What you did is completely acceptable. Look at any wedding etiqueet guide and it will say that if the bride and groom are paying for the wedding theirselves then they can do whatever the hell they want. In this instance, you put exactly what shoudl have been put on the invite. Even though my parents are paying for my wedding, our invites say the same thing yours does due to the crazy family dynamics of our families. Both of his parents are remarried, my mom is divorced and my dad has a girlfriend that I cannot stand. There were way too many names to put on an invite and honestly, it would just put the weird dynamics front and center. My advice would be to explain to the Future Mother-In-Law that it’s y’alls wedding and that y’all are paying for it so it wouldn’t make sense to say someone else is requesting their presence. She’ll get over it.

Post # 10
Member
2281 posts
Buzzing bee
  • Wedding: June 2012

She’s way out of line. It’s not up to her – that’s up to your parents, and they’re fine with it.
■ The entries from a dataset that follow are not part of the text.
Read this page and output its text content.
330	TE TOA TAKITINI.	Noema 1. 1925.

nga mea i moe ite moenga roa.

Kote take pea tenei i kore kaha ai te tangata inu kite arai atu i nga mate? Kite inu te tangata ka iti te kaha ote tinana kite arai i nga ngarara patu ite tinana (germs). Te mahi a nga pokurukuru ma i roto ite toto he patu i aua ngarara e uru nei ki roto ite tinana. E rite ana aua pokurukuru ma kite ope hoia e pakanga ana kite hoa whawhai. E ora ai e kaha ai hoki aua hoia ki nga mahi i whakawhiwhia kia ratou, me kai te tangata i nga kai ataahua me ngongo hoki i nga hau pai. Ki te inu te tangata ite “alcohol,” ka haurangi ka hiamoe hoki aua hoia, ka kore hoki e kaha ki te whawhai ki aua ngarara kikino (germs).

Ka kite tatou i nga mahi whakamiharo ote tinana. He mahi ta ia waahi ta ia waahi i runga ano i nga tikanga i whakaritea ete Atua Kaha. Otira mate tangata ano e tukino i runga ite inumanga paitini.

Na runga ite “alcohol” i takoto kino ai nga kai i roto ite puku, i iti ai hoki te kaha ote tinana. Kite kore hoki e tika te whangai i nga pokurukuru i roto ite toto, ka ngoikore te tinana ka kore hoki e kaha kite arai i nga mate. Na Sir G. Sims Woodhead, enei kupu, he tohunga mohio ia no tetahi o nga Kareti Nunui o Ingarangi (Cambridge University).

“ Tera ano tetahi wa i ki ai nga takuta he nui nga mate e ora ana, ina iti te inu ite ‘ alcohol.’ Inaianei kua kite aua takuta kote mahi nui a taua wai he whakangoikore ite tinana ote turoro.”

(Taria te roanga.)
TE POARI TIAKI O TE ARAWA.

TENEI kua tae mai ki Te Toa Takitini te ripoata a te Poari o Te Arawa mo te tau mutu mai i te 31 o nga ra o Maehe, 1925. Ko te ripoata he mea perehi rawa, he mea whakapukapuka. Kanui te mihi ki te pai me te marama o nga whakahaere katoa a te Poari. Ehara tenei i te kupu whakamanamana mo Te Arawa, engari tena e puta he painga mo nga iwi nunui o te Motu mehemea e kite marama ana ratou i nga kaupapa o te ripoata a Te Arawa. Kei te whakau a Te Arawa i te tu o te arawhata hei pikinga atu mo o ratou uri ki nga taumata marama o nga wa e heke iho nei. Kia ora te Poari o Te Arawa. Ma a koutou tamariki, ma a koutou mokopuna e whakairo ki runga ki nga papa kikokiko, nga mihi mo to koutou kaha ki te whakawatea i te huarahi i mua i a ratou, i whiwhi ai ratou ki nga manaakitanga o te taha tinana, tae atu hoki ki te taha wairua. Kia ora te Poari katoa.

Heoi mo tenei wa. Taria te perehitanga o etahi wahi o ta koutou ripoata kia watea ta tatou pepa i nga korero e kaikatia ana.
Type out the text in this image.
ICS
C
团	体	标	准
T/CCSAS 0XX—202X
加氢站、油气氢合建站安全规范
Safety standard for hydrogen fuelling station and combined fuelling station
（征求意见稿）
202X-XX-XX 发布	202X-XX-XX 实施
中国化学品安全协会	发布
Hope she calms down and leaves your decisions alone!

Post # 11
Member
1222 posts
Bumble bee
  • Wedding: September 2015

LOL she sounds sort of crazy. i thought that if the parents were contributing, then you put their names on the invite…since they’re really the ones throwing the wedding. I think you did it the right way since you’re paying.

Post # 12
Member
2539 posts
Sugar bee
  • Wedding: March 2012

She needs to suck it up and shut up. If she wanted her name on there she should have told you guys waaaay before this and put some money into the wedding!

Post # 14
Member
3452 posts
Sugar bee
  • Wedding: September 2012

Nope.  She’s being ridiculous.

Post # 15
Member
5993 posts
Bee Keeper
  • Wedding: May 2010

Future Mother-In-Law is being unreasonable – your Fiance needs to shut down their BS immediately or its going to set the pattern for your marriage together.  goodluck!

Post # 16
Member
166 posts
Blushing bee
  • Wedding: April 2014

You didn’t do anything wrong. Its crazy how controling FMILs seem to be these days. Its your wedding/marriage not hers! Let your Fiance deal with her if all else fails just tell her that she is a big part of her son’s life and you really want her to be there for her son during such an important event but if she can’t be more mature about your choices for YOUR wedding than maybe she shouldn’t be there because it would just cause problems for everyone. Its a last resort but it sounds like if there could be some problems down the line. Don’t let her get to you! Good luck!